Similar to A Place for Us, Golden Child is a beautiful but haunting story about family, love, and sacrifice. For me this was a quick read; however, it has been hard to put the book down and walk away from the characters.
Originally titled Seher the Turkish translation for dawn, Dawn: Stories is the third and final book published among the SJP for Hogarth collection. Published here in America on April 23, 2019, Dawn: Stories is a collection of short stories written by Selahattin Demirtaş, a former human rights lawyer who specializes in Women’s Rights while also serving as a Kurdish politician of the Peoples’ Democratic Party. After running for the Turkish Presidency and losing, Demirtaş was arrested and has been detained since 2016. This book was written while incarcerated, and yes, a few stories are shared within the pages of Dawn: Stories that take place inside a prison.
In total, this collection contains twelve short stories, all of which navigate through the lives of ordinary people living in a war-torn landscape. While I’m not going to dissect each story, I found that they required the reader to be vigilant; aware of the people and places presented on the pages. The stories were, at times, heartbreaking and informative, yet they provided hope to the reader. Two stories within this collection completely broke my heart. The first, Seher, is a powerful story about a young factory worker who experiences unimaginable violence. The second pertains to a cleaning lady who is caught in the middle of a violent demonstration on her way home from work. Both stories I think about daily! Please note that this book is essential reading; however, I want to warn you that this isn’t a light read. These stories deal with difficult themes and topics.

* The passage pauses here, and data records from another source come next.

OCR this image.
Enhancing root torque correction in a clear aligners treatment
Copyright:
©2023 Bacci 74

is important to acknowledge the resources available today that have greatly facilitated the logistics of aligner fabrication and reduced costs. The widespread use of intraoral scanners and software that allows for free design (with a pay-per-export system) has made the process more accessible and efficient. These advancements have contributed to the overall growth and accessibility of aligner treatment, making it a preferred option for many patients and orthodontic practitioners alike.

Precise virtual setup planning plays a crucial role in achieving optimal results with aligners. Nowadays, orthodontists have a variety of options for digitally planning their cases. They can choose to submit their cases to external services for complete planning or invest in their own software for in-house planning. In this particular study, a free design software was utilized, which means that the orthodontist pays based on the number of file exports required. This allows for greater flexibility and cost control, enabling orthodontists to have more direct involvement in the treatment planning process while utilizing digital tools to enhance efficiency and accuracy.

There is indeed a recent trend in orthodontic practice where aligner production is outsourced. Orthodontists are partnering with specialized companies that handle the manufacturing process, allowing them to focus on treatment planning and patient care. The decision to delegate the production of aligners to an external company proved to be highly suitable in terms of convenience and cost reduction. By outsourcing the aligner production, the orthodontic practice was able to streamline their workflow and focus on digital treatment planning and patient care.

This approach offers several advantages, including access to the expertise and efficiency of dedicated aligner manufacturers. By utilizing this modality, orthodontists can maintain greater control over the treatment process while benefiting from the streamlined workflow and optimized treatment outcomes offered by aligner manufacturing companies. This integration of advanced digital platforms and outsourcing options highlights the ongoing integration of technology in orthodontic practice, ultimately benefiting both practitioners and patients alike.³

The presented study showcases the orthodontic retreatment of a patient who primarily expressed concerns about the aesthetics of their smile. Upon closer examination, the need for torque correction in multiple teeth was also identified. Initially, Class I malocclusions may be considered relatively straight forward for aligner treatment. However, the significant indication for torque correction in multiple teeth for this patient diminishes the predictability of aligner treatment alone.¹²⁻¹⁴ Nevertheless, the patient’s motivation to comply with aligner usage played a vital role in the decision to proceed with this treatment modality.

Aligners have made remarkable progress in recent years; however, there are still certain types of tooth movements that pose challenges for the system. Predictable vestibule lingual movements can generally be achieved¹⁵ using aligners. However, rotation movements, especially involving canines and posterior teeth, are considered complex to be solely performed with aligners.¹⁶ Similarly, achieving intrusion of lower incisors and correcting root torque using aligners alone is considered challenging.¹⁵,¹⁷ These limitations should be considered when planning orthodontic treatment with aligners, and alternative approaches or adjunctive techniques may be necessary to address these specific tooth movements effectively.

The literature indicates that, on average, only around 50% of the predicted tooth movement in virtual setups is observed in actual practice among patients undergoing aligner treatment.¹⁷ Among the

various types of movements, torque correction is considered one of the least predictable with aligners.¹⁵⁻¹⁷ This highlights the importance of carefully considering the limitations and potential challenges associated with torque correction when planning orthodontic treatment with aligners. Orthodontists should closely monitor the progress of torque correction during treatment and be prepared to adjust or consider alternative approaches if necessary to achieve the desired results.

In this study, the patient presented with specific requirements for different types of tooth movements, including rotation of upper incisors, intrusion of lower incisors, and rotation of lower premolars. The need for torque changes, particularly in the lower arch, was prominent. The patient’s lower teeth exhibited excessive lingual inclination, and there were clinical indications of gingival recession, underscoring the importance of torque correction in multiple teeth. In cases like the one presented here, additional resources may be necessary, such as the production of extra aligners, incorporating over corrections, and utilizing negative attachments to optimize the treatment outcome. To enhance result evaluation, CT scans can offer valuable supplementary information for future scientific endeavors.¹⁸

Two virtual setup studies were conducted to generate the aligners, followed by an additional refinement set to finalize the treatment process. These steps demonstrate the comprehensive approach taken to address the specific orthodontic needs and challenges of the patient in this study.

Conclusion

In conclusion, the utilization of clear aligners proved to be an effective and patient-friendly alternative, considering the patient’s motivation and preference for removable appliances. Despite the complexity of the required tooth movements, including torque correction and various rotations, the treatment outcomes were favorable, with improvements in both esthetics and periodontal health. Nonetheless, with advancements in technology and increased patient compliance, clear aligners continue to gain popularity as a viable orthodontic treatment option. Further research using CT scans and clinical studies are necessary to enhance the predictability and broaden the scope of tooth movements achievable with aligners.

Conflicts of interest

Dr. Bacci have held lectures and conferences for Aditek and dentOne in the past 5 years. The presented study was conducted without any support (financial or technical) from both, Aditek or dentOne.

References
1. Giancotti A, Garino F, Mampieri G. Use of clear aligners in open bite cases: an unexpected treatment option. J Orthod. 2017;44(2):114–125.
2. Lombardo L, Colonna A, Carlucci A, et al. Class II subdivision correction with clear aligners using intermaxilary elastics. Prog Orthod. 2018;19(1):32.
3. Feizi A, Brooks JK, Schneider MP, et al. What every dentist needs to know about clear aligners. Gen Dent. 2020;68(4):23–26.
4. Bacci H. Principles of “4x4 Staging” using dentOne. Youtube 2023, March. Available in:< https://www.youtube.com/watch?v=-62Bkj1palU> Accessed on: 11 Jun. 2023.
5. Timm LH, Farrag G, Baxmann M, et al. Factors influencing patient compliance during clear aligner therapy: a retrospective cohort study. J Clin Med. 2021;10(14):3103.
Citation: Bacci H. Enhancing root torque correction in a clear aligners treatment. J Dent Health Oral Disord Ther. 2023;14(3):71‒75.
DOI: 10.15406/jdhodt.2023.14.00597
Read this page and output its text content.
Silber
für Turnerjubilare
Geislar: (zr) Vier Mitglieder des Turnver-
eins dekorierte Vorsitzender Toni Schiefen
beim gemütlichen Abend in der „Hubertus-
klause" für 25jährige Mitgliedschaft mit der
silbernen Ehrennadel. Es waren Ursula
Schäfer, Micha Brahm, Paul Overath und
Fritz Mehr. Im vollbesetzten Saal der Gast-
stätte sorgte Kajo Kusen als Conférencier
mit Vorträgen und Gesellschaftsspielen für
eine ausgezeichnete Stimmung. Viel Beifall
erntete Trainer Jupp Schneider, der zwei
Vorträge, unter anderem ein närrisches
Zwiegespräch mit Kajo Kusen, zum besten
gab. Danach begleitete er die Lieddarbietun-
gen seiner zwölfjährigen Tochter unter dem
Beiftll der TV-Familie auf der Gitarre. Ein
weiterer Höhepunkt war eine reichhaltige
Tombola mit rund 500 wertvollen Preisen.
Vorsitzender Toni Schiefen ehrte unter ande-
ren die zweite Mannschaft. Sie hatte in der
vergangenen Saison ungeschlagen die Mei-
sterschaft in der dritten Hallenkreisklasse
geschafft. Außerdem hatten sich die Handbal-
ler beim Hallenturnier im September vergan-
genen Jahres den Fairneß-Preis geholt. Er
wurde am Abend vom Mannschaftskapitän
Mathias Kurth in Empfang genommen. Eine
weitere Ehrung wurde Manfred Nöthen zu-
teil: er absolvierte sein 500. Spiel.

Despite there only being three publications A Place for Us, Golden Child, and Dawn: Stories, I feel that the SJP for Hogarth selection is a must to add to your collection. I found each book to be insightful, thought-provoking and challenging at times while also offering impeccable prose and character development. Reading this collection of books made me reevaluate my privileges growing up here in America while inspiring me to think globally. Not only regarding the literature I consume but also the social and political issues happening abroad. Embarking on this journey gave me a profound appreciation for Sarah Jessica Parker. It is evident that Parker has an incredible passion for global stories and global voices, showcasing the commonalities of the human experience while also amplifying diverse voices and diversity in thought. Parker has already made a tremendous impact in the literary world with these three publications, which only heightens my enthusiasm for her new literary imprint SJP Lit.